A thirty-five years after the “Dear Extortionist” letter with which Libero Grassi publicly opposed the extortion racket in the pages of the Giornale di Sicilia, Palermo has once again begun to reflect on an issue that continues to shape the city’s economic and social fabric: Extortions in Palermo: who pays and why?

The meeting, promoted by the Department of Political Science and International Relations of the University of Palermo, by Addiopizzo and by the Italian Scientific Society for Mafia and Anti-Mafia Studies (SISMA), was held in the DEMS “Borsellino” Hall and offered an opportunity to update the analysis and stimulate discussion on the phenomenon of extortion.

programme 10 January anniversary of the Dear Extortionist letter
Compared to thirty-five years ago, choosing to oppose extortion has not only become possible, it no longer requires the kind of media clamour that, against his will, Libero Grassi was forced to face.

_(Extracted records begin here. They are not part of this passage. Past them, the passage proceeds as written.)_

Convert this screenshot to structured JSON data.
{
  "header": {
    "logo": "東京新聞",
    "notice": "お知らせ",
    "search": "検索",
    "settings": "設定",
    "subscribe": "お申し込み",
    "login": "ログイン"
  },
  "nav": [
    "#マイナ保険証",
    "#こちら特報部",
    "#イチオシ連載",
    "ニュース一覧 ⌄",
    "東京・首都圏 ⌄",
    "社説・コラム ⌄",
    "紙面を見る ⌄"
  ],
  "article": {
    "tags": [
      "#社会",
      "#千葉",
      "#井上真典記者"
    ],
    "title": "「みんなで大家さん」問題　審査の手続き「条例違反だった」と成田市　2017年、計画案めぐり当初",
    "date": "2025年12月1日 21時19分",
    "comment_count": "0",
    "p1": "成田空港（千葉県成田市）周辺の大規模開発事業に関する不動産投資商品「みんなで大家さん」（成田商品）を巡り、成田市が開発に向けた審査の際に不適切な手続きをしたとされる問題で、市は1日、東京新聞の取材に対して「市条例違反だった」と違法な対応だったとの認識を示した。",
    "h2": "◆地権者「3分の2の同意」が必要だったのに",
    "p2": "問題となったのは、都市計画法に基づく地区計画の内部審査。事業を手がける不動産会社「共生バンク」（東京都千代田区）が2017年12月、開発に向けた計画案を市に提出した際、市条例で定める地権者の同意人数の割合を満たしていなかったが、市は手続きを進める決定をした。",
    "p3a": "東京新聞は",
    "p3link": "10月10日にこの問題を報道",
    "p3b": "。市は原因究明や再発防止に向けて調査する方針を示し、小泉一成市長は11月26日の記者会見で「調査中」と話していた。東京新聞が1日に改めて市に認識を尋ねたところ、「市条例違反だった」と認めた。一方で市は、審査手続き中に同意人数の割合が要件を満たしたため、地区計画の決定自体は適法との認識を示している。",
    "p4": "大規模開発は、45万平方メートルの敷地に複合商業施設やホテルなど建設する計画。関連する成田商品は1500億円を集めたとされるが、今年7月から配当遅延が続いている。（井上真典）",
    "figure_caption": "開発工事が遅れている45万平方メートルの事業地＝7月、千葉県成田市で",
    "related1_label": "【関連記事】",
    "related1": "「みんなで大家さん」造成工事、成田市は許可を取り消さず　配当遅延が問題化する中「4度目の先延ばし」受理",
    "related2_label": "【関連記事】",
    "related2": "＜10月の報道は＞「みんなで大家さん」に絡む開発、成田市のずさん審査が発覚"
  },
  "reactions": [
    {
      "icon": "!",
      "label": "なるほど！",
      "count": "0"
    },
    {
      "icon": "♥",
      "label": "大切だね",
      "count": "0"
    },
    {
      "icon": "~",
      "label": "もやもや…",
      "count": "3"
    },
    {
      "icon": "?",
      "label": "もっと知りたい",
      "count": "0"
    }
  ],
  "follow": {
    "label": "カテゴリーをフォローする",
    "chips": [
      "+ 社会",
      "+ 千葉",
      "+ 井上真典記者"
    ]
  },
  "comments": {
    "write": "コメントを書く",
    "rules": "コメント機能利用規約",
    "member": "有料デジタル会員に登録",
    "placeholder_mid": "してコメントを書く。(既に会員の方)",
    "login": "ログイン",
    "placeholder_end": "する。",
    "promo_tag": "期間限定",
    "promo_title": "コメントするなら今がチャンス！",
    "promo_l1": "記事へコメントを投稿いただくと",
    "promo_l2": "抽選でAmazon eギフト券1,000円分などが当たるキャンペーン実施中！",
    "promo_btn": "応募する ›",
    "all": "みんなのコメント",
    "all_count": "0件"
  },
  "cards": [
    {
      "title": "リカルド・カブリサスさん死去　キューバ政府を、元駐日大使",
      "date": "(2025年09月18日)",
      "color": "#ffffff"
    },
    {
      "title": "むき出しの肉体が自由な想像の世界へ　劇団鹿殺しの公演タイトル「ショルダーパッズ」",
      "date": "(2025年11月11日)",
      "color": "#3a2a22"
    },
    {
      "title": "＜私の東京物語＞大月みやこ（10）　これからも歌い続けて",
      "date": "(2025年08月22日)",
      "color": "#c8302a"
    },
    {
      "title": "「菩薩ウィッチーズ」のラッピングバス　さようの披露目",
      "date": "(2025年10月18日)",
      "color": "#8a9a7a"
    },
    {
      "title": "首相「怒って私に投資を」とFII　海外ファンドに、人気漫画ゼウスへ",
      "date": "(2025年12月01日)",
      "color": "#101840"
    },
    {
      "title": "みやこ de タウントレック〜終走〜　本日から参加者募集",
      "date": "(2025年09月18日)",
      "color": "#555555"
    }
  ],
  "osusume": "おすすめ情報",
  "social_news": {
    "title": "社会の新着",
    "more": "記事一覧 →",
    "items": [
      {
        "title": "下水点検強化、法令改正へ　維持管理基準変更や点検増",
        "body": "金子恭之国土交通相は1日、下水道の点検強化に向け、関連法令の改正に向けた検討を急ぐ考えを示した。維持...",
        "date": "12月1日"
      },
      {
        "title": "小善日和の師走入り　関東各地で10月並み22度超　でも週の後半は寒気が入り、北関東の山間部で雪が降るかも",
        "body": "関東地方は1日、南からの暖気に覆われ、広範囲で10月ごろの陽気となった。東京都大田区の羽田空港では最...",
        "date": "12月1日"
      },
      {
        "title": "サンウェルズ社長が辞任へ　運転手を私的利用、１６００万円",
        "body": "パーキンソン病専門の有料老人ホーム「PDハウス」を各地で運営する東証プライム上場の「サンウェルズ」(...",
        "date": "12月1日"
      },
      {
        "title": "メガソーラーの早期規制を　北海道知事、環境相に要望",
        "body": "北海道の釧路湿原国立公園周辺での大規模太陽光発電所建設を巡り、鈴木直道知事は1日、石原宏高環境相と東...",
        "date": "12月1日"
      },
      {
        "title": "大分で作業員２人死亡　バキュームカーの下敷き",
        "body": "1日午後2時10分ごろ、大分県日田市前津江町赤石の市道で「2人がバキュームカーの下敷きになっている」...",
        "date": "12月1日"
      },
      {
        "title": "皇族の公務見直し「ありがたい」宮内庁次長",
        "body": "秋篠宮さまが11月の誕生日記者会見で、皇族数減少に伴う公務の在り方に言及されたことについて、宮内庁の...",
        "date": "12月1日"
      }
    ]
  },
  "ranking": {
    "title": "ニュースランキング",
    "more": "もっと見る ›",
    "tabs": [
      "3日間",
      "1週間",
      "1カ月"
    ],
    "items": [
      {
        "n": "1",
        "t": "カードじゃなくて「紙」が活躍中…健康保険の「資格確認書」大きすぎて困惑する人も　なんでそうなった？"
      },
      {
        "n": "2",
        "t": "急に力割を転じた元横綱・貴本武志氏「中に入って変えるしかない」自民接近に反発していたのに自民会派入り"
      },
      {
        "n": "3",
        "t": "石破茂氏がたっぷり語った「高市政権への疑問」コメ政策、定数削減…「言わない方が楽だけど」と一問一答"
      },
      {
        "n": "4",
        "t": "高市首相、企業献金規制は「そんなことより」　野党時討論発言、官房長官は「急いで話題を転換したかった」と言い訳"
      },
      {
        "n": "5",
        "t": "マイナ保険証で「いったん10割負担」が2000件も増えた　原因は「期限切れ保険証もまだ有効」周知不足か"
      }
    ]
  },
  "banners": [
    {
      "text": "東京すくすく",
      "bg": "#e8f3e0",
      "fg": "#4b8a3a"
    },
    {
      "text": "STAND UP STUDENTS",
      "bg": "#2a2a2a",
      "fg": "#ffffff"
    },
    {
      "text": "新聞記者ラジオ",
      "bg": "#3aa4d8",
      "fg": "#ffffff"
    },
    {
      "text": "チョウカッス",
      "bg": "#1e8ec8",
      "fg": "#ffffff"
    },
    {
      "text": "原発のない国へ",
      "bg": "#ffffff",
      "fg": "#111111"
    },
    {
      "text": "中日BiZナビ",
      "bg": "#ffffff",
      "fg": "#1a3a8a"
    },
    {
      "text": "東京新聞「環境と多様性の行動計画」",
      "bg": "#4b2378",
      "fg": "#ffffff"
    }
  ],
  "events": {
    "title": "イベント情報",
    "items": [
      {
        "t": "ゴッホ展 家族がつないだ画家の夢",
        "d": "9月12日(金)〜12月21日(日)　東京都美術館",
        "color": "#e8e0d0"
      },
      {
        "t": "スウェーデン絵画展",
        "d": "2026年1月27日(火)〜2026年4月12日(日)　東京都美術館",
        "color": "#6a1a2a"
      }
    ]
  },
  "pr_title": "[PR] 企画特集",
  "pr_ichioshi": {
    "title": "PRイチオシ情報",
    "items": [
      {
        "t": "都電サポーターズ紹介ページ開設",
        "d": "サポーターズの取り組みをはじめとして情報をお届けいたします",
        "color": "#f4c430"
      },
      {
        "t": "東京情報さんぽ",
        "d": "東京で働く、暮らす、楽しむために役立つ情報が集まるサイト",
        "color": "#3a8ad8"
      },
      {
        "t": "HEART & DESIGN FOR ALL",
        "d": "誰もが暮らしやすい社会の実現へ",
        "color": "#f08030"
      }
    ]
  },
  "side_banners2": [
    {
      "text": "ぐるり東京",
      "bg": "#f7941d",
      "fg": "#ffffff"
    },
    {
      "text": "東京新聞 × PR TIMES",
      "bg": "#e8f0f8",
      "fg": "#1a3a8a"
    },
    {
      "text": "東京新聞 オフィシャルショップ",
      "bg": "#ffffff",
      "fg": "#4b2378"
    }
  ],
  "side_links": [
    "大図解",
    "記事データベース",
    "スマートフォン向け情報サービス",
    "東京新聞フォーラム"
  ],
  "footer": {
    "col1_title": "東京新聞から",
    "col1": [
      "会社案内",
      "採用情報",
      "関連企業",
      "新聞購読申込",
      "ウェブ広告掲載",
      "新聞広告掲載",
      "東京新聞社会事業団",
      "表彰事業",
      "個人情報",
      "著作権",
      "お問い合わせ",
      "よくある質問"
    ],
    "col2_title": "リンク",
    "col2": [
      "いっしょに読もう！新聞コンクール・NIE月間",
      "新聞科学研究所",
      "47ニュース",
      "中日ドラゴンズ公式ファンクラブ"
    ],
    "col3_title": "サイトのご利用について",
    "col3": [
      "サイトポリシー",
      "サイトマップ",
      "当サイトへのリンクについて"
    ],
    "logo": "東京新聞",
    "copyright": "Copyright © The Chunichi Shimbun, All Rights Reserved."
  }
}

However, many still pay and among them are also those who, rather than merely enduring it, actively seek to be “put in order” in a context where protection money often represents a kind of quid pro quo that some business owners pay to Cosa Nostra in exchange for advantages.

There are shopkeepers and entrepreneurs who pay and do not report because they turn to their own extortionist to eliminate competitors, recover debts from their customers, settle disputes with their employees and resolve neighbourhood problems. These dynamics have always existed, but in some areas of Palermo today they are more prevalent than cases in which people pay out of fear and mistrust.

Over the course of the morning, the updated analysis was interwoven with the figure of Libero Grassi, who represented one of the main threads running through the discussion. His letter of 10 January 1991 remains a watershed moment in the history of grassroots anti-mafia activism: an act of radical rupture, carried out in a context in which standing up to the extortion racket meant finding oneself in a condition of isolation and solitude.

Today, thirty-five years later, that gesture continues to challenge the present and to raise pressing questions that still need to be fully explored.